Pourquoi les écolos/antinucléaires
français refusent-ils en France ce qu'ils considèrent
comme exemplaire ailleurs, l'Allemagne et le Danemark et leurs
énergies renouvelables, alors que dans ces pays la production
électrique à partir du charbon et du fuel est dominante
? En Allemagne 51,6% en 2002, au Danemark 58% en 2001 (voir la
Lettre 96/97, janvier-avril 2003).
Dans les milieux écolos/antinucléaires, avancer
qu'on peut sortir rapidement du nucléaire en utilisant
les centrales électriques à charbon/fuel existantes
soulève une répulsion violente. Non au charbon,
ce qui implique : gardons nos centrales nucléaires.
L'argumentation avancée est bien sûr l'effet de serre,
une aubaine pour les écologistes. Sans entrer dans la polémique
sur l'importance de l'effet de serre, il ne faut pas oublier les
gaz à effet de serre provenant de l'agriculture et de l'élevage
intensifs, les gaz d'échappement des voitures, et tous
les produits chimiques qu'on envoie dans l'atmosphère.
Il faut souligner que le gaz carbonique provenant de la combustion
du charbon pour la production d'électricité, même
si le charbon remplaçait toute notre production électronucléaire,
n'augmenterait pas notablement l'effet de serre, phénomène
mondial.
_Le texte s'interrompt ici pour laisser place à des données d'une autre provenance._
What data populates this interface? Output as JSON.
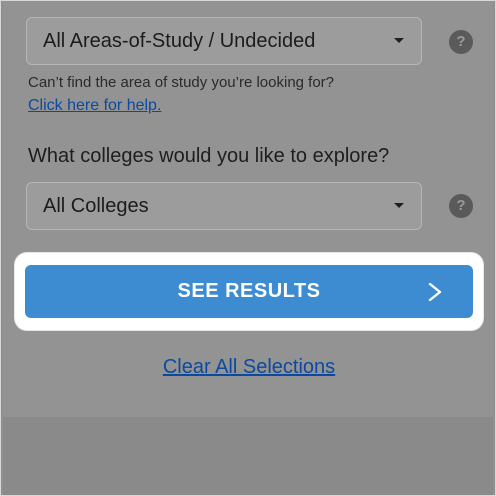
{
  "area_of_study": {
    "selected": "All Areas-of-Study / Undecided",
    "help_icon": "?",
    "hint_text": "Can’t find the area of study you’re looking for?",
    "help_link": "Click here for help."
  },
  "colleges": {
    "question": "What colleges would you like to explore?",
    "selected": "All Colleges",
    "help_icon": "?"
  },
  "actions": {
    "see_results_label": "SEE RESULTS",
    "see_results_icon": "chevron-right-icon",
    "clear_label": "Clear All Selections"
  },
  "colors": {
    "accent": "#3d8bd0",
    "link": "#0b4aa0",
    "overlay": "#939393"
  }
}
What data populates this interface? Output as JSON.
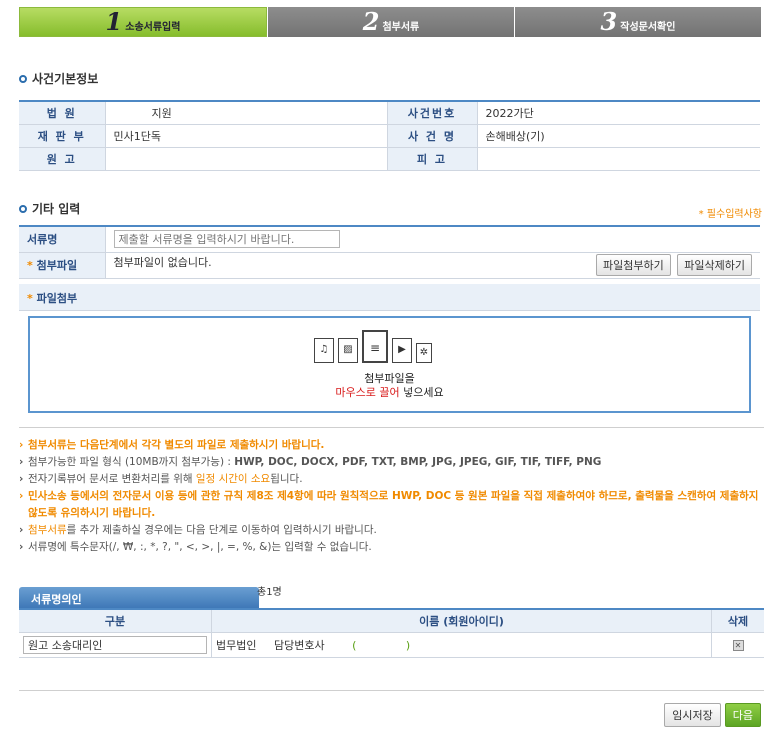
{
  "steps": [
    {
      "num": "1",
      "label": "소송서류입력"
    },
    {
      "num": "2",
      "label": "첨부서류"
    },
    {
      "num": "3",
      "label": "작성문서확인"
    }
  ],
  "case_info": {
    "title": "사건기본정보",
    "court_label": "법 원",
    "court_value": "지원",
    "case_no_label": "사건번호",
    "case_no_value": "2022가단",
    "division_label": "재 판 부",
    "division_value": "민사1단독",
    "case_name_label": "사 건 명",
    "case_name_value": "손해배상(기)",
    "plaintiff_label": "원 고",
    "plaintiff_value": "",
    "defendant_label": "피 고",
    "defendant_value": ""
  },
  "etc": {
    "title": "기타 입력",
    "required_note": "* 필수입력사항",
    "doc_name_label": "서류명",
    "doc_name_placeholder": "제출할 서류명을 입력하시기 바랍니다.",
    "attach_label": "첨부파일",
    "attach_status": "첨부파일이 없습니다.",
    "attach_button": "파일첨부하기",
    "delete_button": "파일삭제하기",
    "upload_label": "파일첨부",
    "drop_line1": "첨부파일을",
    "drop_red": "마우스로 끌어",
    "drop_line2": " 넣으세요"
  },
  "notes": {
    "n1": "첨부서류는 다음단계에서 각각 별도의 파일로 제출하시기 바랍니다.",
    "n2a": "첨부가능한 파일 형식 (10MB까지 첨부가능) : ",
    "n2b": "HWP, DOC, DOCX, PDF, TXT, BMP, JPG, JPEG, GIF, TIF, TIFF, PNG",
    "n3a": "전자기록뷰어 문서로 변환처리를 위해 ",
    "n3b": "일정 시간이 소요",
    "n3c": "됩니다.",
    "n4": "민사소송 등에서의 전자문서 이용 등에 관한 규칙 제8조 제4항에 따라 원칙적으로 HWP, DOC 등 원본 파일을 직접 제출하여야 하므로, 출력물을 스캔하여 제출하지 않도록 유의하시기 바랍니다.",
    "n5a": "첨부서류",
    "n5b": "를 추가 제출하실 경우에는 다음 단계로 이동하여 입력하시기 바랍니다.",
    "n6": "서류명에 특수문자(/, ₩, :, *, ?, \", <, >, |, =, %, &)는 입력할 수 없습니다."
  },
  "nominee": {
    "tab_label": "서류명의인",
    "count": "총1명",
    "col_type": "구분",
    "col_name": "이름 (회원아이디)",
    "col_delete": "삭제",
    "row_type": "원고 소송대리인",
    "row_firm": "법무법인",
    "row_lawyer": "담당변호사",
    "row_open": "(",
    "row_close": ")"
  },
  "buttons": {
    "temp_save": "임시저장",
    "next": "다음"
  }
}
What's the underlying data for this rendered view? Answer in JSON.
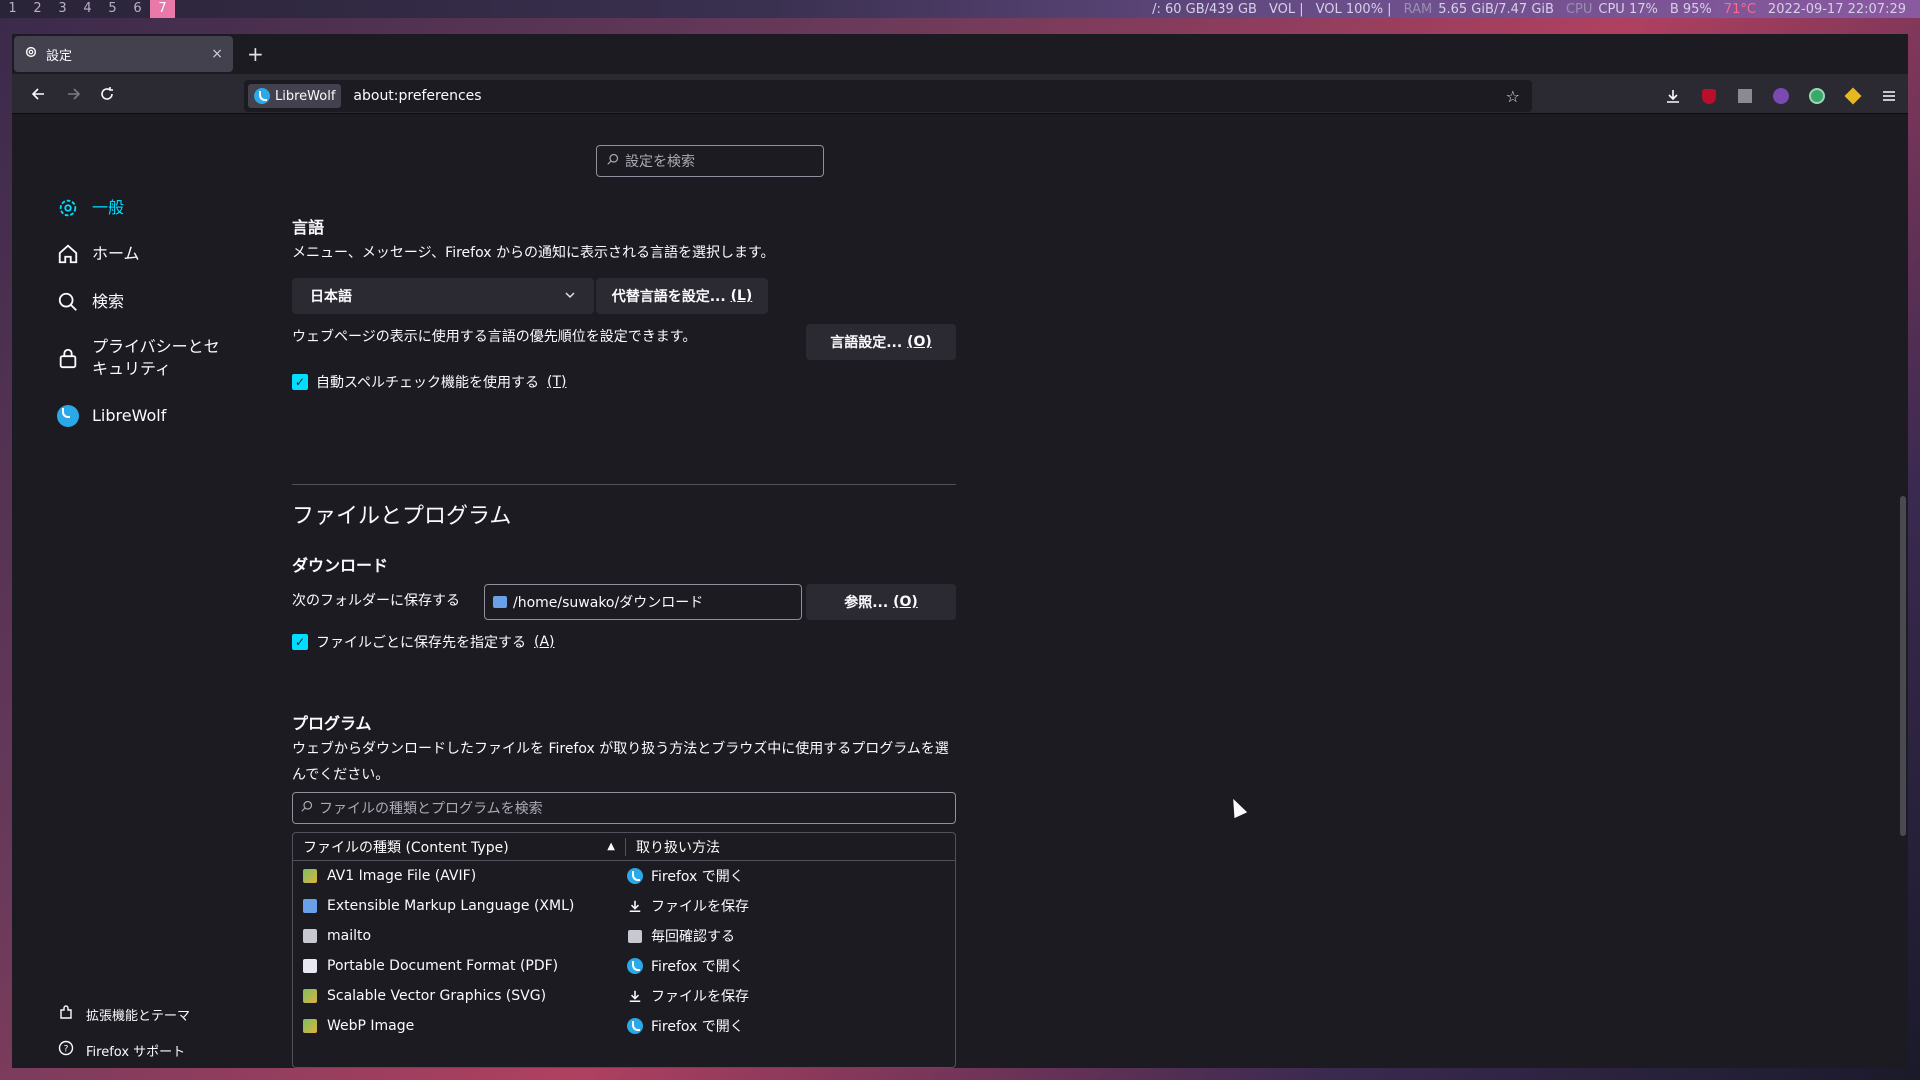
{
  "statusbar": {
    "workspaces": [
      "1",
      "2",
      "3",
      "4",
      "5",
      "6",
      "7"
    ],
    "active_workspace": "7",
    "disk": "/: 60 GB/439 GB",
    "vol1": "VOL |",
    "vol2": "VOL 100% |",
    "ram_label": "RAM",
    "ram": "5.65 GiB/7.47 GiB",
    "cpu_label": "CPU",
    "cpu": "CPU 17%",
    "bat": "B 95%",
    "temp": "71°C",
    "datetime": "2022-09-17 22:07:29"
  },
  "tab": {
    "title": "設定",
    "close": "×",
    "new_tab": "+"
  },
  "nav": {
    "identity_label": "LibreWolf",
    "url": "about:preferences"
  },
  "sidebar": {
    "items": [
      {
        "label": "一般",
        "icon": "gear-icon"
      },
      {
        "label": "ホーム",
        "icon": "home-icon"
      },
      {
        "label": "検索",
        "icon": "search-icon"
      },
      {
        "label": "プライバシーとセキュリティ",
        "icon": "lock-icon"
      },
      {
        "label": "LibreWolf",
        "icon": "librewolf-icon"
      }
    ],
    "footer": [
      {
        "label": "拡張機能とテーマ",
        "icon": "puzzle-icon"
      },
      {
        "label": "Firefox サポート",
        "icon": "help-icon"
      }
    ]
  },
  "search": {
    "placeholder": "設定を検索"
  },
  "language": {
    "heading": "言語",
    "description": "メニュー、メッセージ、Firefox からの通知に表示される言語を選択します。",
    "selected": "日本語",
    "alt_button": "代替言語を設定...",
    "alt_key": "(L)",
    "web_desc": "ウェブページの表示に使用する言語の優先順位を設定できます。",
    "settings_button": "言語設定...",
    "settings_key": "(O)",
    "spellcheck": "自動スペルチェック機能を使用する",
    "spellcheck_key": "(T)"
  },
  "files": {
    "heading": "ファイルとプログラム",
    "download_heading": "ダウンロード",
    "save_to": "次のフォルダーに保存する",
    "folder": "/home/suwako/ダウンロード",
    "browse_button": "参照...",
    "browse_key": "(O)",
    "ask_each": "ファイルごとに保存先を指定する",
    "ask_key": "(A)"
  },
  "programs": {
    "heading": "プログラム",
    "description": "ウェブからダウンロードしたファイルを Firefox が取り扱う方法とブラウズ中に使用するプログラムを選んでください。",
    "filter_placeholder": "ファイルの種類とプログラムを検索",
    "col_type": "ファイルの種類 (Content Type)",
    "col_action": "取り扱い方法",
    "rows": [
      {
        "type": "AV1 Image File (AVIF)",
        "action": "Firefox で開く",
        "ficon": "img",
        "aicon": "lw"
      },
      {
        "type": "Extensible Markup Language (XML)",
        "action": "ファイルを保存",
        "ficon": "xml",
        "aicon": "dl"
      },
      {
        "type": "mailto",
        "action": "毎回確認する",
        "ficon": "ask",
        "aicon": "ask"
      },
      {
        "type": "Portable Document Format (PDF)",
        "action": "Firefox で開く",
        "ficon": "doc",
        "aicon": "lw"
      },
      {
        "type": "Scalable Vector Graphics (SVG)",
        "action": "ファイルを保存",
        "ficon": "img",
        "aicon": "dl"
      },
      {
        "type": "WebP Image",
        "action": "Firefox で開く",
        "ficon": "img",
        "aicon": "lw"
      }
    ]
  },
  "colors": {
    "accent": "#00ddff",
    "bg": "#1c1b22",
    "panel": "#2b2a33"
  }
}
Si celui-ci s'avérait dramatique, un peu plus
ne changerait rien au désastre. Mais cela pourrait éviter
des désastres nucléaires dans le très court
terme.
L'effet de serre, s'il est médiatiquement utilisé
par les écolos/antinucléaires, ne peut pas expliquer
totalement leur répulsion vis-à-vis du charbon qui
n'était guère apparente avant la décision
de nucléarisation de notre production électrique
en 1974. Si à cette époque le mouvement antinucléaire
avait été assez fort pour bloquer le programme EDF,
nous n'aurions pas de réacteurs nucléaires et notre
électricité serait produite majoritairement (comme
au Danemark et en Allemagne) par des centrales à charbon/fuel.
En somme nos antinucléaires devraient se réjouir
de l'échec d'il y a 30 ans !
Quelques hypothèses pour expliquer
cette répulsion.
L'énergie nucléaire,
dès qu'elle apparut comme possible, fut la marque de la
science et de la technologie comme moteurs essentiels du progrès.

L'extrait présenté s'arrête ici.